WhatsApp security breach lets hackers target web app users

The Telegraph has reported a software vulnerability has been discovered in the web-based version of the popular WhatsApp messaging app for Smartphones, which could allow hackers to trick users into downloading malware on their PCs. This could potentially put 200 million webapp users at risk.

Richard Cassidy, technical director EMEA, Alert Logic comments:

“This type of threat against WhatsApp isn’t new in terms of how we see hackers attempt to exploit popular messaging services. Given the inherently open trust model that WhatsApp is built on, such as finding contacts in address books who may be using WhatsApp and sending invites openly to others, in addition to open sharing of files, images, videos and of course vCards; it’s an app that presents a great deal of opportunity for attackers to trick users (for whom they have details for) into opening a seemingly legitimate or interesting file, that could lead to an exploit of the host device. That said the move to a browser based version of the popular application, means greater security risks are now present that weren’t before on mobile platforms. 

Users of any IM application need to stick to online best practices to reduce the risk of being compromised. Always be vigilant when receiving any type of file from an unknown source and question the sender if you’re unsure. Even if files seem to come from someone you know, put in into context on the basis of your normal communication with that person; would they have had a need to send you a file, were you expecting any files or contacts – if not, never be afraid to delete or question.

How WhatsApp have responded to this vulnerability is a great example of the vendor doing a sterling job in helping to mitigate against a newly discovered vulnerability in as short a time-frame as possible; there is only so much they could have done to prevent this; we very much live in a world of shared security responsibility and users have to remain aware of the potential risks of accepting suspicious communication in any online activity.”

Rob Sobers, director, Varonis notes:

“While the impact of this exploit is quite scary in that an attacker can take full control of a victim’s computer, it does require the target user to be tricked into opening a vCard that they don’t recognise, making it analogous to an email phishing attack. With the user-base of the web app being so large (200M+), we might see users continue to fall victim until WhatsApp forces users to upgrade to a patched version.” 
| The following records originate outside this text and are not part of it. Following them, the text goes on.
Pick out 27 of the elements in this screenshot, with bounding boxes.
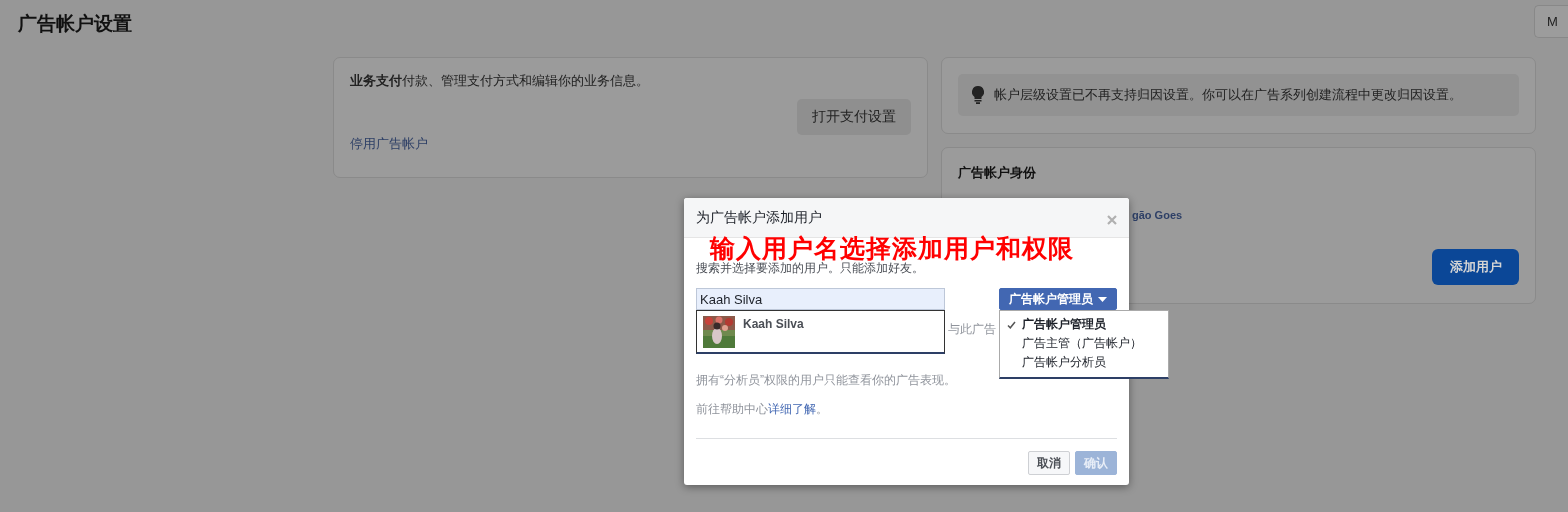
open-payment-settings-button[interactable]: 打开支付设置 xyxy=(797,99,911,135)
role-option[interactable]: 广告主管（广告帐户） xyxy=(1000,334,1168,353)
dialog-title: 为广告帐户添加用户 xyxy=(696,208,822,227)
close-icon[interactable] xyxy=(1107,214,1117,225)
analyst-note: 拥有“分析员”权限的用户只能查看你的广告表现。 xyxy=(696,372,957,389)
role-dropdown[interactable]: 广告帐户管理员 xyxy=(999,288,1117,310)
payment-description: 业务支付付款、管理支付方式和编辑你的业务信息。 xyxy=(350,72,650,90)
role-option[interactable]: 广告帐户分析员 xyxy=(1000,353,1168,372)
caret-icon xyxy=(1098,296,1107,302)
add-user-button[interactable]: 添加用户 xyxy=(1432,249,1519,285)
cancel-button[interactable]: 取消 xyxy=(1028,451,1070,475)
lightbulb-icon xyxy=(972,86,984,104)
permission-text: 与此广告 xyxy=(948,322,996,336)
page-title: 广告帐户设置 xyxy=(18,12,132,36)
learn-more-link[interactable]: 详细了解 xyxy=(768,402,816,416)
instruction-text: 搜索并选择要添加的用户。只能添加好友。 xyxy=(696,261,925,277)
help-text: 前往帮助中心详细了解。 xyxy=(696,401,829,418)
check-icon xyxy=(1007,320,1016,329)
role-option[interactable]: 广告帐户管理员 xyxy=(1000,315,1168,334)
annotation-text: 输入用户名选择添加用户和权限 xyxy=(710,233,1074,262)
user-name: gão Goes xyxy=(1132,209,1184,221)
menu-button[interactable]: M xyxy=(1534,5,1568,38)
deactivate-account-link[interactable]: 停用广告帐户 xyxy=(350,135,911,153)
suggestion-item[interactable]: Kaah Silva xyxy=(697,311,944,353)
identity-title: 广告帐户身份 xyxy=(958,164,1037,182)
user-search-field[interactable]: Kaah Silva xyxy=(696,288,945,310)
notice-text: 帐户层级设置已不再支持归因设置。你可以在广告系列创建流程中更改归因设置。 xyxy=(994,86,1462,104)
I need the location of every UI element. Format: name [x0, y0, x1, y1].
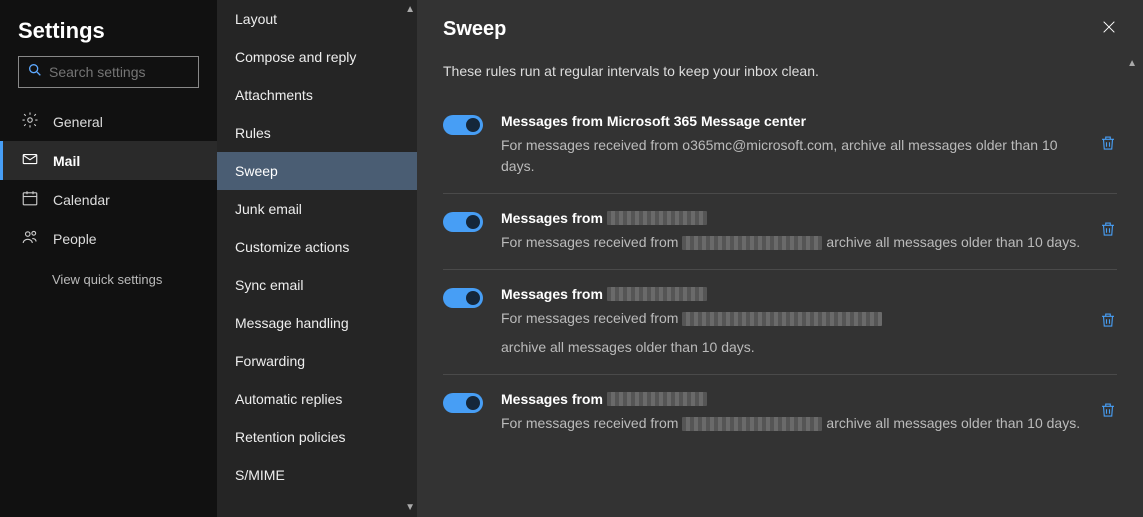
- nav-label: People: [53, 231, 97, 247]
- nav-people[interactable]: People: [0, 219, 217, 258]
- sweep-rule: Messages from For messages received froma…: [443, 270, 1117, 375]
- main-panel: Sweep ▲ These rules run at regular inter…: [417, 0, 1143, 517]
- redacted-text: [682, 417, 822, 431]
- submenu-item-sync-email[interactable]: Sync email: [217, 266, 417, 304]
- rule-content: Messages from For messages received froma…: [501, 210, 1081, 253]
- sweep-rule: Messages from For messages received froma…: [443, 375, 1117, 450]
- submenu-item-message-handling[interactable]: Message handling: [217, 304, 417, 342]
- rule-title: Messages from: [501, 210, 1081, 226]
- main-header: Sweep: [417, 0, 1143, 49]
- submenu-panel: ▲ LayoutCompose and replyAttachmentsRule…: [217, 0, 417, 517]
- rule-description: For messages received fromarchive all me…: [501, 232, 1081, 253]
- rule-title: Messages from: [501, 286, 1081, 302]
- nav-label: Calendar: [53, 192, 110, 208]
- submenu-item-automatic-replies[interactable]: Automatic replies: [217, 380, 417, 418]
- submenu-item-layout[interactable]: Layout: [217, 0, 417, 38]
- nav-mail[interactable]: Mail: [0, 141, 217, 180]
- rule-title: Messages from: [501, 391, 1081, 407]
- envelope-icon: [21, 150, 39, 171]
- submenu-item-rules[interactable]: Rules: [217, 114, 417, 152]
- page-title: Sweep: [443, 18, 506, 41]
- rule-toggle[interactable]: [443, 212, 483, 232]
- main-body: These rules run at regular intervals to …: [417, 49, 1143, 517]
- rule-description: For messages received from o365mc@micros…: [501, 135, 1081, 177]
- redacted-text: [682, 312, 882, 326]
- delete-rule-button[interactable]: [1099, 401, 1117, 424]
- close-button[interactable]: [1101, 19, 1117, 40]
- search-box[interactable]: [18, 56, 199, 88]
- submenu-item-attachments[interactable]: Attachments: [217, 76, 417, 114]
- rule-content: Messages from For messages received froma…: [501, 391, 1081, 434]
- redacted-text: [682, 236, 822, 250]
- quick-settings-link[interactable]: View quick settings: [0, 258, 217, 301]
- page-description: These rules run at regular intervals to …: [443, 49, 1117, 97]
- submenu-item-sweep[interactable]: Sweep: [217, 152, 417, 190]
- submenu-item-customize-actions[interactable]: Customize actions: [217, 228, 417, 266]
- delete-rule-button[interactable]: [1099, 311, 1117, 334]
- search-input[interactable]: [49, 64, 230, 80]
- rule-toggle[interactable]: [443, 115, 483, 135]
- submenu-item-junk-email[interactable]: Junk email: [217, 190, 417, 228]
- nav-calendar[interactable]: Calendar: [0, 180, 217, 219]
- settings-sidebar: Settings General Mail Calendar People Vi…: [0, 0, 217, 517]
- redacted-text: [607, 392, 707, 406]
- nav-general[interactable]: General: [0, 102, 217, 141]
- rule-toggle[interactable]: [443, 393, 483, 413]
- submenu-item-s/mime[interactable]: S/MIME: [217, 456, 417, 494]
- rule-content: Messages from Microsoft 365 Message cent…: [501, 113, 1081, 177]
- scroll-up-icon[interactable]: ▲: [405, 4, 415, 15]
- sweep-rule: Messages from For messages received froma…: [443, 194, 1117, 270]
- submenu-item-compose-and-reply[interactable]: Compose and reply: [217, 38, 417, 76]
- sweep-rule: Messages from Microsoft 365 Message cent…: [443, 97, 1117, 194]
- rule-description: For messages received fromarchive all me…: [501, 413, 1081, 434]
- calendar-icon: [21, 189, 39, 210]
- submenu-item-forwarding[interactable]: Forwarding: [217, 342, 417, 380]
- nav-label: General: [53, 114, 103, 130]
- delete-rule-button[interactable]: [1099, 220, 1117, 243]
- rule-content: Messages from For messages received froma…: [501, 286, 1081, 358]
- settings-title: Settings: [0, 18, 217, 56]
- nav-label: Mail: [53, 153, 80, 169]
- rule-description: For messages received fromarchive all me…: [501, 308, 1081, 358]
- scroll-down-icon[interactable]: ▼: [405, 502, 415, 513]
- redacted-text: [607, 287, 707, 301]
- delete-rule-button[interactable]: [1099, 134, 1117, 157]
- gear-icon: [21, 111, 39, 132]
- submenu-item-retention-policies[interactable]: Retention policies: [217, 418, 417, 456]
- search-icon: [27, 62, 43, 83]
- rule-toggle[interactable]: [443, 288, 483, 308]
- redacted-text: [607, 211, 707, 225]
- people-icon: [21, 228, 39, 249]
- rule-title: Messages from Microsoft 365 Message cent…: [501, 113, 1081, 129]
TK Keanini, CTO, Lancope states:

“The news here is not the vulnerability but the agility and responsiveness of the application vendor to protect their community of users.  This is what responsible disclosure looks like and an example of a software vendor that users can trust to do the right thing (quickly). It is the users’ responsibility is to keep things up to date. If you don’t know if you are up to date, chances are that you are not.”